The risks and inconvenience of live organ donation is what prevents most people from donating, unless a close friend or family member is in desperate need. If there were a monetary payment for donating an organ, people would be far more likely to donate. However, this may constitute undue inducement, which “involves a gratuitously large, and therefore distorting, offer of benefit” (Ballantyne). Undue inducement prevents subjects’ from rationally weighing the risks and benefits of participating in a clinical trial because the reward that has been offered to them is too great. In addition to undue inducement, the creation of a market for organs may also lead to the exploitation of vulnerable populations. For example, it would benefit the rich, while putting pressure on low-income populations to jeopardize their health for monetary gain (Andre and Velasquez).

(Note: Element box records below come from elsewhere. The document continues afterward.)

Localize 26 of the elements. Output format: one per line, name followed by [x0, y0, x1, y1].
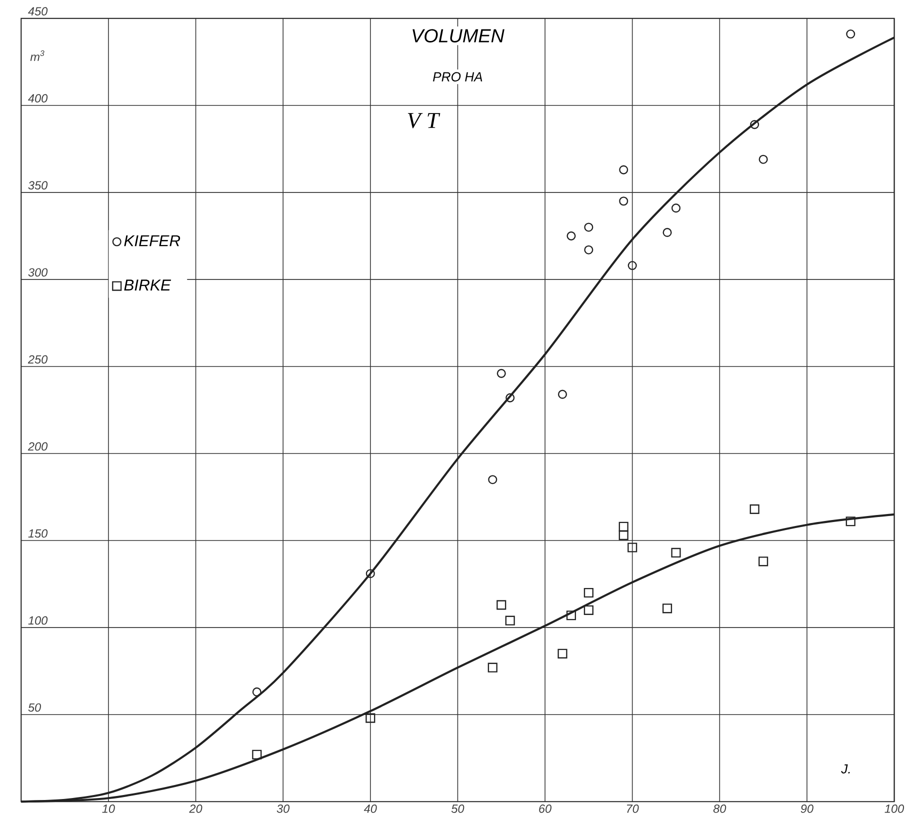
y-tick-label: 450 — [28, 7, 48, 16]
text: PRO HA — [432, 72, 482, 82]
x-tick-label: 60 — [539, 804, 552, 814]
x-tick-label: 80 — [713, 804, 726, 814]
x-tick-label: 20 — [189, 804, 202, 814]
chart-title: VOLUMEN — [412, 29, 504, 43]
y-tick-label: 350 — [28, 181, 48, 190]
y-tick-label: 200 — [28, 442, 48, 451]
annotation: V T — [408, 113, 440, 128]
x-tick-label: 90 — [800, 804, 814, 814]
x-tick-label: 70 — [626, 804, 639, 814]
x-tick-label: 50 — [451, 804, 464, 814]
legend-label: KIEFER — [124, 236, 180, 246]
y-tick-label: 150 — [28, 529, 48, 538]
x-tick-label: 10 — [102, 804, 115, 814]
y-tick-label: 50 — [28, 703, 41, 712]
x-tick-label: 30 — [276, 804, 290, 814]
y-tick-label: 400 — [28, 94, 48, 103]
legend-label: BIRKE — [124, 280, 172, 291]
y-axis-title: m$^{3}$ — [30, 50, 44, 62]
x-axis-title: J. — [841, 764, 850, 774]
x-tick-label: 100 — [884, 804, 904, 814]
x-tick-label: 40 — [364, 804, 377, 814]
y-tick-label: 300 — [28, 268, 48, 277]
y-tick-label: 100 — [28, 616, 48, 625]
y-tick-label: 250 — [28, 355, 48, 364]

Similar to organ failure, many people around the world die prematurely due to obesity-related health concerns (“Adult Obesity Facts”). If FMT therapy for obesity were shown to be effective, would it be just to allow lean individuals to sell their fecal matter to be used for FMT? This seems more ethical than creating a market for organs since there are far fewer health risks involved in selling one’s fecal matter compared to selling one’s organs. In fact, selling one’s fecal matter would not have any negative consequence on one’s physical health. The only undesirable effect on the seller is the inconvenience of collecting one’s stool sample. Unlike the creation of an organ market, there would not be issues with undue inducement or exploitation of vulnerable populations with the creation of a market for fecal samples. This is because the physical risk of providing fecal samples is almost negligible. In order for undue inducement to take place, there has to be serious risk present. If there are no risks involved, then there are no risks to weigh against the benefits of participating and undue inducement would not take place. In addition, in order for exploitation to occur, some harm or risk of harm has to be present. Again, there is no harm or risk in providing fecal samples; therefore, exploitation of vulnerable populations would not occur.